Expectation & variance

Summarizing a distribution

A probability distribution tells you everything about a random variable — but sometimes you just want a few key numbers that summarize its behavior. The two most important summaries are the expected value (where the distribution is centered) and the variance (how spread out it is).

Expected value

The expected value $E[X]$ — also called the mean or expectation — is the long-run average value of $X$ over many repetitions.

For a discrete random variable:

$E[X] = \sum_x x \cdot P(X = x)$

For a continuous random variable:

$E[X] = \int_{-\infty}^{\infty} x \cdot f(x)\, dx$

Example: a game pays $10 with probability 0.2, $0 with probability 0.5, and −$5 with probability 0.3. The expected payout is:

$E[X] = 10(0.2) + 0(0.5) + (-5)(0.3) = 2 + 0 - 1.5 = \$0.50$

On average, the game pays 50 cents per play.

Properties of expectation

Expectation is linear — two rules that make calculations much easier:

$E[aX + b] = aE[X] + b$

$E[X + Y] = E[X] + E[Y]$

The second rule holds whether or not $X$ and $Y$ are independent. This is surprisingly powerful — you can break complex expectations into simpler pieces.

Variance

The variance $\text{Var}(X)$ measures how much $X$ tends to deviate from its mean. It is the expected squared deviation:

$\text{Var}(X) = E\left[(X - E[X])^2\right] = E[X^2] - (E[X])^2$

The second formula — often easier to compute — says: variance equals the mean of the square minus the square of the mean.

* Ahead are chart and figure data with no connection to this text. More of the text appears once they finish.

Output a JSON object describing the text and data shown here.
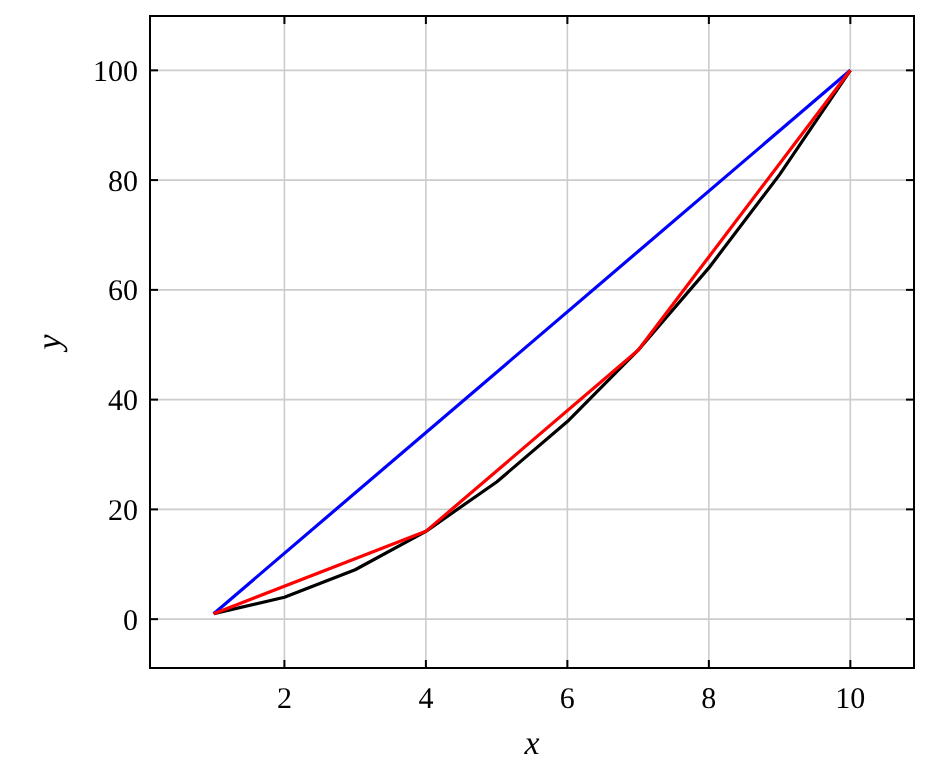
{
  "chart_data": {
    "type": "line",
    "xlabel": "x",
    "ylabel": "y",
    "xlim": [
      0.1,
      10.9
    ],
    "ylim": [
      -8.9,
      109.9
    ],
    "xticks": [
      2,
      4,
      6,
      8,
      10
    ],
    "yticks": [
      0,
      20,
      40,
      60,
      80,
      100
    ],
    "grid": true,
    "marker": "none",
    "line_style": "solid",
    "series": [
      {
        "color": "#000000",
        "x": [
          1,
          2,
          3,
          4,
          5,
          6,
          7,
          8,
          9,
          10
        ],
        "values": [
          1,
          4,
          9,
          16,
          25,
          36,
          49,
          64,
          81,
          100
        ]
      },
      {
        "color": "#0000ff",
        "x": [
          1,
          10
        ],
        "values": [
          1,
          100
        ]
      },
      {
        "color": "#ff0000",
        "x": [
          1,
          4,
          7,
          10
        ],
        "values": [
          1,
          16,
          49,
          100
        ]
      }
    ]
  }
}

Example (continued): for the game above, $E[X] = 0.5$ .

$E[X^2] = 100(0.2) + 0(0.5) + 25(0.3) = 20 + 0 + 7.5 = 27.5$

$\text{Var}(X) = 27.5 - (0.5)^2 = 27.5 - 0.25 = 27.25$

Standard deviation

The standard deviation $\sigma = \sqrt{\text{Var}(X)}$ is the square root of variance, returning units to the same scale as $X$ . For the game: $\sigma = \sqrt{27.25} \approx 5.22$ .

The standard deviation is more interpretable than variance: it tells you roughly how far a typical outcome strays from the mean.

Properties of variance

$\text{Var}(aX + b) = a^2\,\text{Var}(X)$

Adding a constant shifts the distribution but does not change its spread. Multiplying by $a$ scales the spread by $|a|$ — and because variance is in squared units, it scales by $a^2$ .

For independent $X$ and $Y$ :

$\text{Var}(X + Y) = \text{Var}(X) + \text{Var}(Y)$

Note: this only holds when $X$ and $Y$ are independent. In general, $\text{Var}(X + Y) = \text{Var}(X) + \text{Var}(Y) + 2\,\text{Cov}(X, Y)$ .

Higher moments

Expectation is the first moment and variance is related to the second. Two higher moments are worth knowing:

Skewness (third moment): measures asymmetry. Positive skew means a longer right tail; negative skew means a longer left tail.
Kurtosis (fourth moment): measures tail heaviness. High kurtosis means extreme values are more common than a normal distribution would predict.